Thanks for showcasing Douglass's story here, Lukas, and for leading us to think about the problems of valuation.
Land conservation came hand-in-hand with "life conservation" too. Irving Fisher led a major commission to look into ways to prolong Americans lives and limit preventable disease. A big part of Fisher's argument---he was an economist, after all---involved putting dollar values on those lives. The public health movement of the early twentieth century relied heavily on such valuations to keep themselves in business, so to speak.
Thanks for this interesting comment, Dan. I would also add the connection to recent debates about healthcare. As the ability of modern medicine to prolong life continues has improved, we are already seeing a situation in which the limiting factor to keeping someone alive becomes cost. But how much is an individual life worth?

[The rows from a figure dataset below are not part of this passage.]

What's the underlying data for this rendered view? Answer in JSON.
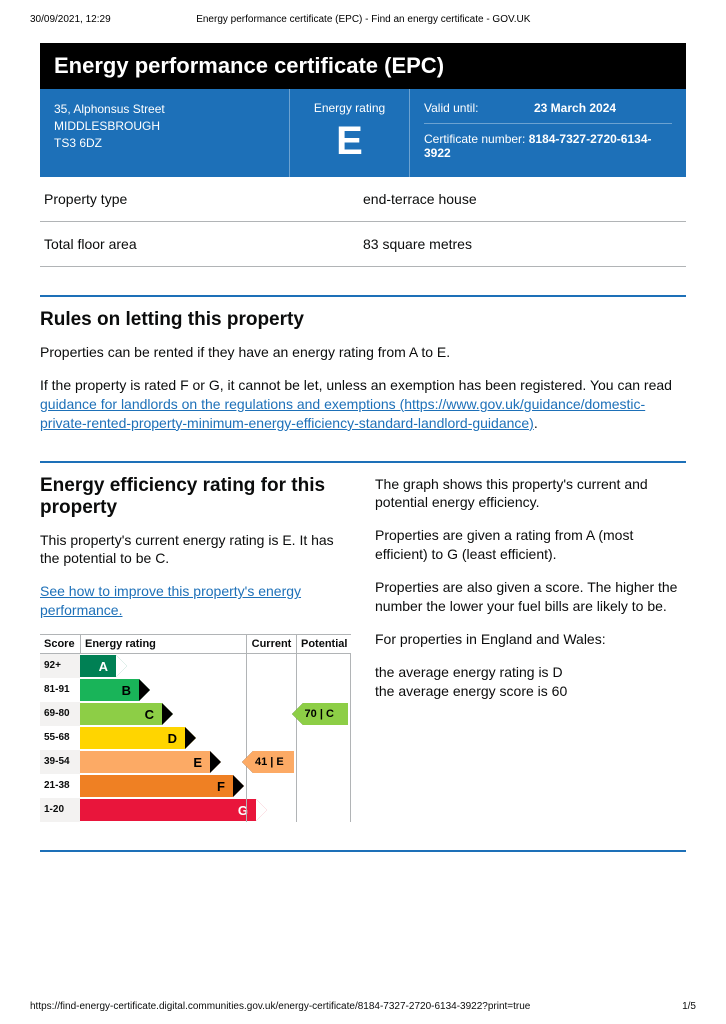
{
  "print": {
    "datetime": "30/09/2021, 12:29",
    "page_title": "Energy performance certificate (EPC) - Find an energy certificate - GOV.UK",
    "url": "https://find-energy-certificate.digital.communities.gov.uk/energy-certificate/8184-7327-2720-6134-3922?print=true",
    "page_num": "1/5"
  },
  "title": "Energy performance certificate (EPC)",
  "header": {
    "address_line1": "35, Alphonsus Street",
    "address_line2": "MIDDLESBROUGH",
    "postcode": "TS3 6DZ",
    "energy_rating_label": "Energy rating",
    "energy_rating": "E",
    "valid_until_label": "Valid until:",
    "valid_until": "23 March 2024",
    "cert_label": "Certificate number:",
    "cert_number": "8184-7327-2720-6134-3922"
  },
  "props": {
    "type_label": "Property type",
    "type_value": "end-terrace house",
    "area_label": "Total floor area",
    "area_value": "83 square metres"
  },
  "rules": {
    "heading": "Rules on letting this property",
    "p1": "Properties can be rented if they have an energy rating from A to E.",
    "p2_pre": "If the property is rated F or G, it cannot be let, unless an exemption has been registered. You can read ",
    "p2_link_text": "guidance for landlords on the regulations and exemptions (https://www.gov.uk/guidance/domestic-private-rented-property-minimum-energy-efficiency-standard-landlord-guidance)",
    "p2_post": "."
  },
  "efficiency": {
    "heading": "Energy efficiency rating for this property",
    "p1": "This property's current energy rating is E. It has the potential to be C.",
    "link": "See how to improve this property's energy performance.",
    "right_p1": "The graph shows this property's current and potential energy efficiency.",
    "right_p2": "Properties are given a rating from A (most efficient) to G (least efficient).",
    "right_p3": "Properties are also given a score. The higher the number the lower your fuel bills are likely to be.",
    "right_p4": "For properties in England and Wales:",
    "right_p5a": "the average energy rating is D",
    "right_p5b": "the average energy score is 60"
  },
  "chart": {
    "headers": {
      "score": "Score",
      "rating": "Energy rating",
      "current": "Current",
      "potential": "Potential"
    },
    "bands": [
      {
        "range": "92+",
        "letter": "A",
        "width": 36,
        "color": "#008054"
      },
      {
        "range": "81-91",
        "letter": "B",
        "width": 59,
        "color": "#19b459"
      },
      {
        "range": "69-80",
        "letter": "C",
        "width": 82,
        "color": "#8dce46"
      },
      {
        "range": "55-68",
        "letter": "D",
        "width": 105,
        "color": "#ffd500"
      },
      {
        "range": "39-54",
        "letter": "E",
        "width": 130,
        "color": "#fcaa65"
      },
      {
        "range": "21-38",
        "letter": "F",
        "width": 153,
        "color": "#ef8023"
      },
      {
        "range": "1-20",
        "letter": "G",
        "width": 176,
        "color": "#e9153b"
      }
    ],
    "current": {
      "score": "41",
      "letter": "E",
      "band_index": 4,
      "color": "#fcaa65"
    },
    "potential": {
      "score": "70",
      "letter": "C",
      "band_index": 2,
      "color": "#8dce46"
    }
  }
}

There is also the point that in order to insure everyone, you must perforce impose limits on care.
These are questions of public policy and, perhaps, ethics. But we can ask a historical question too: why does it come so naturally to us to evaluate the value of things like human lives, open land, biodiversity, etc., in terms of dollars and cents? Why are we so comfortable talking about them in a language designed to handle economic commodities?

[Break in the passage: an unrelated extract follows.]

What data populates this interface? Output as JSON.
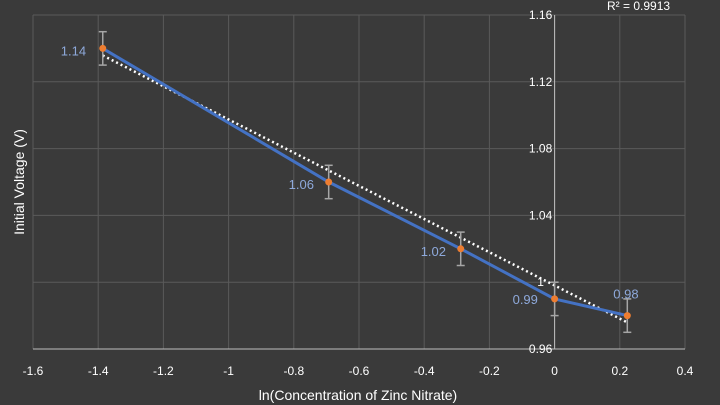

Great post. I'm wrestling myself with questions about the valuation of tropical nature and biodiversity. The early twentieth century does seem to be a key point in these movements to assign monetary value to stand in for values that are not inherently monetary. (And interestingly "priceless" in these cases seems to mean, not without price, but a price far higher than the market alone would assign it.) It definitely appears to be a strategy of scientists and conservationists when other rhetorics using other values alone fail.